For organic growers, two pyrethrin-based formulas, PyGanic and Azera, showed quite good performance, Nottingham said.
He also looked at the potential of using systemic insecticides via soil drench and found that both imidacloprid and thiamethoxam work against leafhoppers. It’s a strategy that will need more research to understand delivery mechanisms, rates and timings, because commercial cherry trees are much larger than the greenhouse seedlings he used in the trial. But Nottingham thinks the systemic application might be especially useful for nursery growers who need to protect small, nonbearing trees.
There’s no recommendation yet for using trap counts to optimize application timing, but that’s the next step the industry wants to see, Smith and Bishop said.
“I don’t want to spray any more than I absolutely have to,” Smith said, citing the need to keep costs down and protect both natural enemies and insecticide modes of action. “Otherwise, it’s going to be like SWD and we’ll run out of materials we can use against them.”
The sticky-card traps work well for adults, but she plans to start using sweep nets this year to look for nymphs. It may make sense to base spray timing off the nymph populations, Smith said.

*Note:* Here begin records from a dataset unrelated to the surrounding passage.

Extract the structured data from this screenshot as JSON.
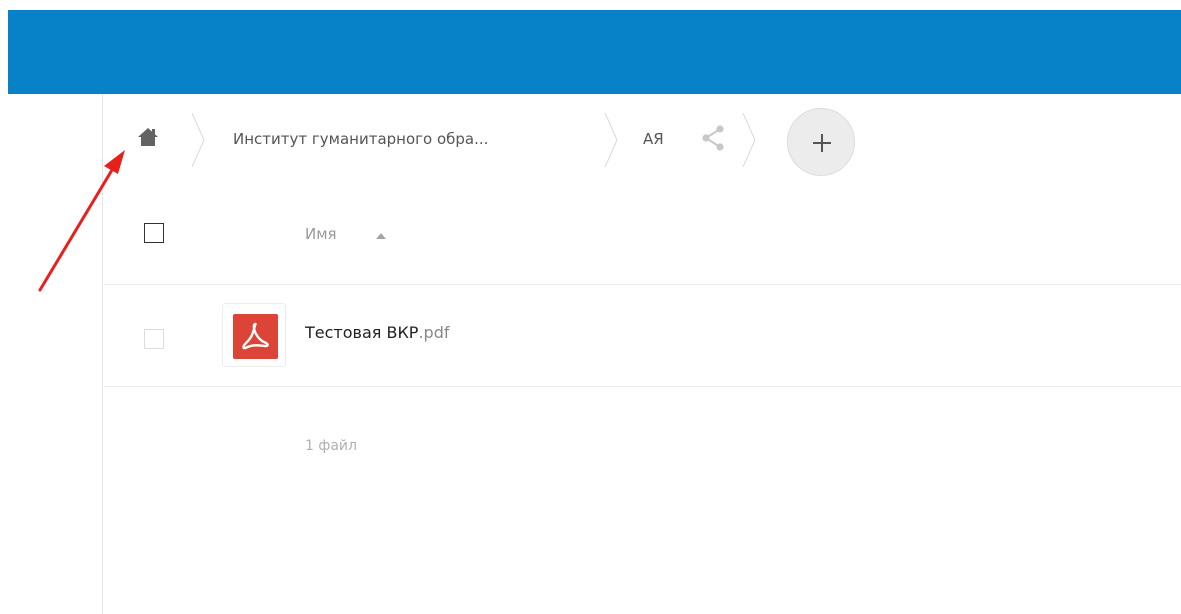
{
  "breadcrumb": {
    "items": [
      {
        "label": "Институт гуманитарного обра..."
      },
      {
        "label": "АЯ"
      }
    ]
  },
  "file_list": {
    "columns": {
      "name": "Имя"
    },
    "files": [
      {
        "basename": "Тестовая ВКР",
        "extension": ".pdf"
      }
    ],
    "summary": "1 файл"
  },
  "colors": {
    "topbar": "#0782c8",
    "pdf_icon": "#db4437",
    "annotation_arrow": "#e8201c"
  },
  "icons": [
    "home-icon",
    "share-icon",
    "plus-icon",
    "sort-ascending-icon",
    "pdf-file-icon"
  ]
}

“We want to get them before they start transmitting,” she said.
Looking at the leafhoppers’ life cycle, Northfield said that C. reductus appears to now have three generations in the Yakima Valley, unlike the historical data that showed only two. He still only found two generations in North Central Washington.
“This could be really important in the resurgence of this disease,” he said. •
—by Kate Prengaman
Editors’s note: This article has been updated from the print version to correct Adrian Marshall’s title.